FunLovinBunster · 06/05/2014 13:35

The blonde one looks slutty when she does the dress thing during let it go. Plus her tits seem to balloon.
Not a great role model for young girls.

Thetallesttower · 06/05/2014 13:41

Violet I agree with you- I don't think one image in Frozen causes eating disorders, but our teens have never been so unhappy psychologically, and this low self-esteem, peer pressure, feelings of inadequacy inevitably manifest in disorders and mental poor health, such as eating disorders.
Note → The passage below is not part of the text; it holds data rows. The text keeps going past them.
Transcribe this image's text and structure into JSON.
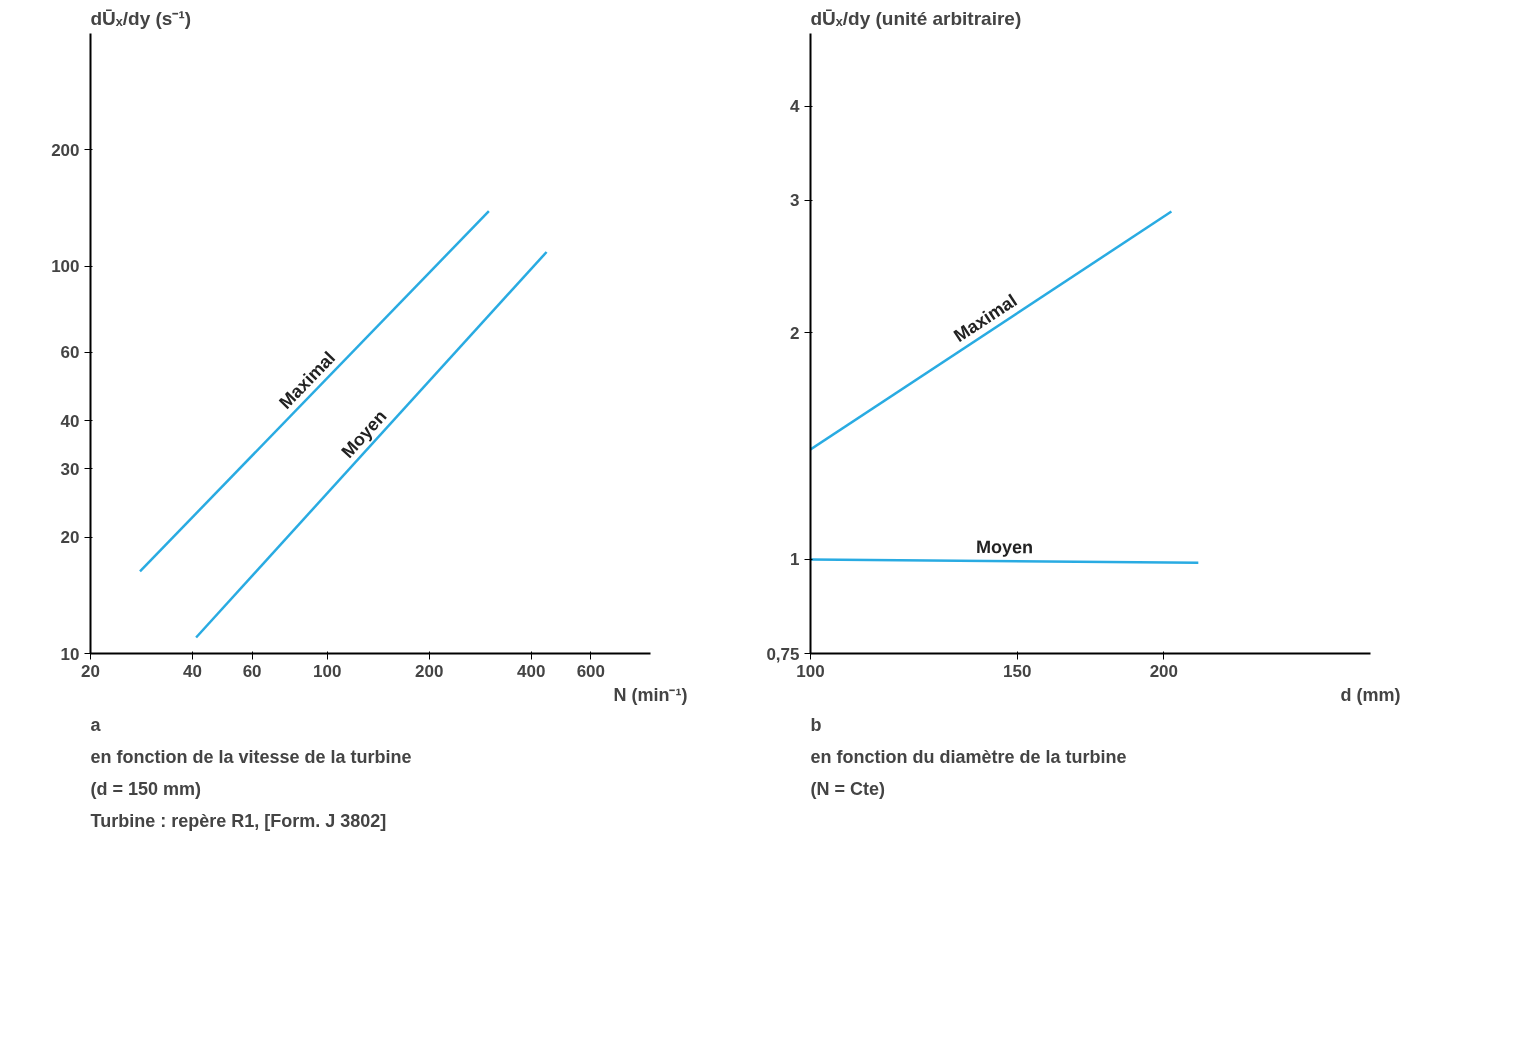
{
  "chart_data": [
    {
      "type": "line",
      "ylabel": "dŪₓ/dy (s⁻¹)",
      "xlabel": "N (min⁻¹)",
      "log": "xy",
      "grid": false,
      "xlim": [
        20,
        900
      ],
      "ylim": [
        10,
        400
      ],
      "xticks": [
        20,
        40,
        60,
        100,
        200,
        400,
        600
      ],
      "yticks": [
        10,
        20,
        30,
        40,
        60,
        100,
        200
      ],
      "series": [
        {
          "name": "Maximal",
          "color": "#29abe2",
          "x": [
            28,
            300
          ],
          "values": [
            16.3,
            139
          ]
        },
        {
          "name": "Moyen",
          "color": "#29abe2",
          "x": [
            41,
            444
          ],
          "values": [
            11,
            109
          ]
        }
      ],
      "annotations": [
        "a",
        "en fonction de la vitesse de la turbine",
        "(d = 150 mm)",
        "Turbine : repère R1, [Form. J 3802]"
      ]
    },
    {
      "type": "line",
      "ylabel": "dŪₓ/dy (unité arbitraire)",
      "xlabel": "d (mm)",
      "log": "xy",
      "grid": false,
      "xlim": [
        100,
        300
      ],
      "ylim": [
        0.75,
        5
      ],
      "xticks": [
        100,
        150,
        200
      ],
      "yticks": [
        {
          "value": 0.75,
          "label": "0,75"
        },
        1,
        2,
        3,
        4
      ],
      "series": [
        {
          "name": "Maximal",
          "color": "#29abe2",
          "x": [
            100,
            203
          ],
          "values": [
            1.4,
            2.9
          ]
        },
        {
          "name": "Moyen",
          "color": "#29abe2",
          "x": [
            100,
            214
          ],
          "values": [
            1.0,
            0.99
          ]
        }
      ],
      "annotations": [
        "b",
        "en fonction du diamètre de la turbine",
        "(N = Cte)"
      ]
    }
  ]
}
The images in the media/films feed into these feelings of inadequacy for the majority of women who say they don't like their bodies.

I love all the other messages in Frozen, and Let it Go is a great song, but the shot of Elsa transforming from a stick with a green dress on to a stick with a sparkly blue one makes me cringe every time. And, me and my girls have watched it a LOT of times.

mrsbucketxx · 06/05/2014 14:01

i dont think there skinny at all very normal infact normalizing chunkyness is as bad as pro anna

i love frozen too and the sassy walk.

MrsWolowitz · 06/05/2014 14:13

This reply has been deleted

Message withdrawn at poster's request.